Das "Feigenblatt" zwischen dem Herren- und dem Damenklo

Neulich war ich mit meinem Mann spontan in einem Lokal in Hannover. Wir kannten es schon von früheren Besuchen, aber bisher musste ich dort noch nie aufs "stille Örtchen". An diesem Tag schon. Ich war überrascht, dass an einer der Toilettentüren ein Rollstuhlsymbol klebte: Wie schön, dass der Inhaber auch an die weniger mobilen Gäste gedacht hatte.
Nach dem Öffnen der Tür war ich ernüchtert: Rollstuhlfahrer wären hier gescheitert, denn da, wo seitlich des WC Platz für den Rollstuhl sein sollte, stapelten sich Sitzpolster.
Am Waschbecken verfestigte sich der Eindruck, dass das Konzept "Behinderten-WC" nicht verstanden oder ignoriert wurde: Ein Unterschrank verhinderte, dass man mit einem Rollstuhl unter den Waschtisch hätte fahren können. Das Problem, den Einhebelmischer zu erreichen, wurde noch dadurch verschärft, dass es sich um ein Standardmodell mit kurzem Hebel handelte.
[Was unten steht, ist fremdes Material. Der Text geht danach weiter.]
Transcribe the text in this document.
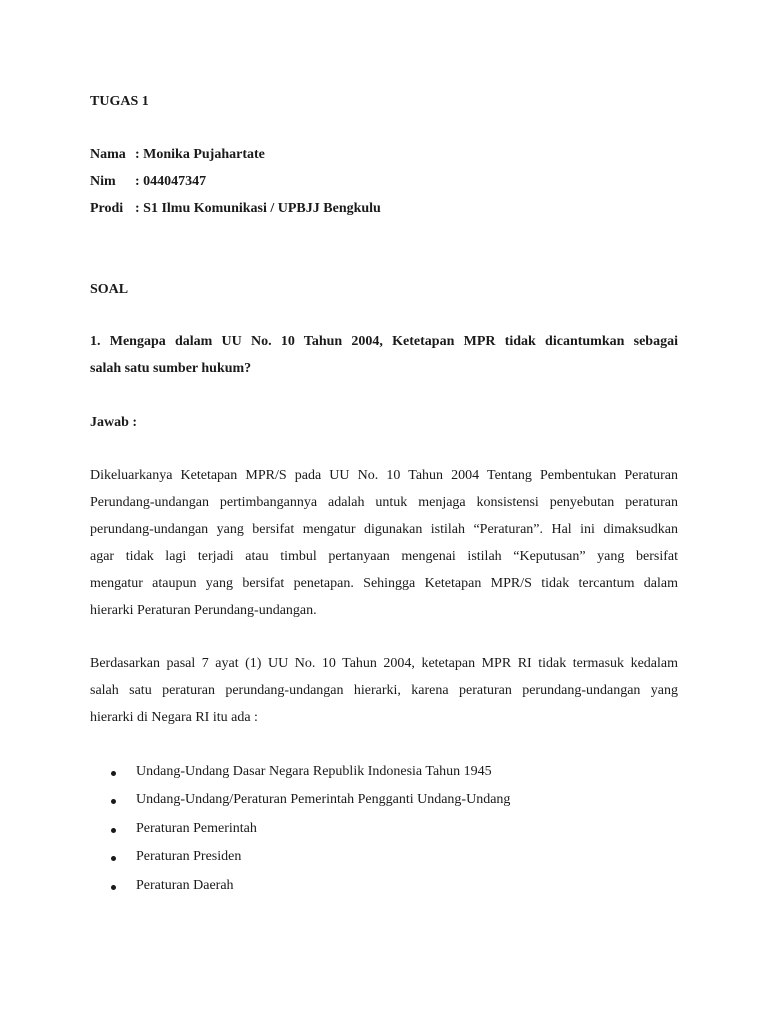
TUGAS 1
Nama : Monika Pujahartate
Nim : 044047347
Prodi : S1 Ilmu Komunikasi / UPBJJ Bengkulu
SOAL
1. Mengapa dalam UU No. 10 Tahun 2004, Ketetapan MPR tidak dicantumkan sebagai
salah satu sumber hukum?
Jawab :
Dikeluarkanya Ketetapan MPR/S pada UU No. 10 Tahun 2004 Tentang Pembentukan Peraturan
Perundang-undangan pertimbangannya adalah untuk menjaga konsistensi penyebutan peraturan
perundang-undangan yang bersifat mengatur digunakan istilah “Peraturan”. Hal ini dimaksudkan
agar tidak lagi terjadi atau timbul pertanyaan mengenai istilah “Keputusan” yang bersifat
mengatur ataupun yang bersifat penetapan. Sehingga Ketetapan MPR/S tidak tercantum dalam
hierarki Peraturan Perundang-undangan.
Berdasarkan pasal 7 ayat (1) UU No. 10 Tahun 2004, ketetapan MPR RI tidak termasuk kedalam
salah satu peraturan perundang-undangan hierarki, karena peraturan perundang-undangan yang
hierarki di Negara RI itu ada :
Undang-Undang Dasar Negara Republik Indonesia Tahun 1945
Undang-Undang/Peraturan Pemerintah Pengganti Undang-Undang
Peraturan Pemerintah
Peraturan Presiden
Peraturan Daerah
Gestern bin ich mit einer Freundin in einer Strandbar in meinem Wohnort gewesen. Nach drei großen Alsterwassern musste ich unbedingt "um die Ecke". Auch dort war eine Behindertentoilette, auch sie war eine Enttäuschung. Klar, der Wickeltisch gehört unbedingt an einen Ort, der von Menschen benötigt wird, die wegen ihrer Einschränkung erst im letzten Moment merken, dass der Gang aufs Klo jetzt eine richtig gute Idee wäre. Dass neben der Toilette kaum Platz ist: wen interessiert's? Und natürlich muss der Raum auch hier als Lager herhalten. Es war gut, sich vor der Benutzung zu orientieren, wo das, was man in den nächsten Minuten brauchen würde, deponiert worden war: Da ich im Umfeld des Waschtischs keine Papierhandtücher oder einen Handtrockner entdecken konnte, sah ich mich um und entdeckte tatsächlich einen Stapel Papiertücher - oben auf der Vorwandinstallation. Unerreichbar für Menschen im Rollstuhl, mit eingeschränkter Bewegungsfähigkeit, mit eingeschränkter oder gar keiner Sehfähigkeit, für kleinwüchsige Menschen.

Ich komme glücklicherweise noch in normalen Toiletten zurecht, aber das wird sich irgendwann ändern. Dann wird es noch schwieriger, als es jetzt schon ist, einfach unbeschwert ein Lokal zu besuchen - ohne mit beginnendem Blasendruck den Heimweg antreten zu müssen. Die Gleichgültigkeit und Gedankenlosigkeit raubt mir wirklich den letzten Nerv; diese Unfähigkeit oder der Unwille, sich in die Situation anderer Menschen hineinzuversetzen oder sich zumindest beraten zu lassen. Wertschätzung sieht ganz anders aus.

Hätte ich mich in den beiden Gaststätten über die Behindertentoiletten beschweren sollen? Ich sehe im Geiste, wie jetzt manche bestätigend nicken. Ernsthaft: Wenn ich mich jedes Mal, wenn mir auffällt, dass an die Situation behinderter Menschen nicht gedacht wird, zu Wort melden würde, wäre ich längst an einem Magengeschwür oder einem Herzinfarkt gestorben. Ich wollte diese beiden Besuche einfach nur genießen, ohne meinen Blutdruck in die Höhe zu treiben - wie alle anderen Gäste auch.

Aber hey, Gastronomen, wenn ihr mich mal in eurem Lokal seht: Ihr könnt mich gern ansprechen, was besser ginge. Ich würde mich freuen, weil ich dann endlich echtes Interesse bemerken würde. Bis dann, irgendwann.